C: What will the statement 'return A || 1' return when A >1?

Question

Although I wouldn't have written it myself, what is the expected result of the following statement where A (guaranteed to zero or positive integer) is greater than 1?

return A || 1;

In many languages, I would expect A to be returned, unless the value of A is zero, in which case 1 would be.

I don't have my C book to hand, but I note that in reality, the value 1 always seems to be returned. Is this a result of compiler optimisation or given the potential ambiguity of the expression, is it that the return value is non-deterministic?

Answer 1

The standard says

The || operator shall yield 1 if either of its operands compare unequal to 0; otherwise, it yields 0. The result has type int.

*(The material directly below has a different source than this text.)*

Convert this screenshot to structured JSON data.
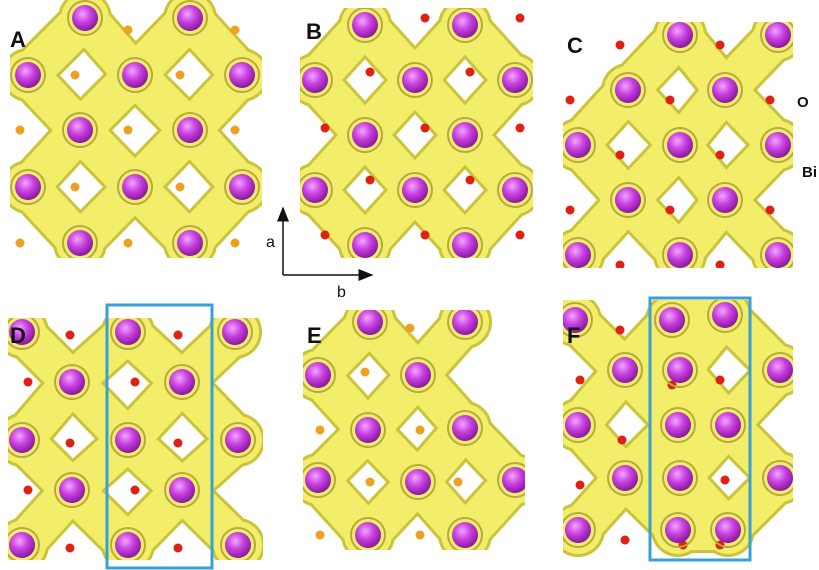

See section 6.5.14 of the standard.

Answer 2

The expected result is YES (or true)

|| operator returns true value if at least one of its operands is true (2nd operand in your code is obviously true)

Answer 3

This is straight C (no Objective-C involved). It will always return 1.

Answer 4

In C, the result of ||, &&, or ! is always 0 or 1, never any other non-zero value, regardless of the values of the operands. That means your A || 1 will always yield 1.

Answer 5

with C-based languages any nonzero value is true(represented by 1). And if your A is zero it will check the other comparisons if it's an OR comparison

Suffice to say, in your example, whatever the value of A is, will always return 1 even if you are using || 2. with 2 being nonzero, when performed with logical operator OR, will always return true(represented by 1)

Answer 6

I believe that the compiler will optimize and not even examine the value of A. Can someone confirm? I was under the impression that with A&&0, A||1, and A||0 (=A&&1), the compiler saves time by recognizing that the expression can be simplified to 0, 1, or A respectively.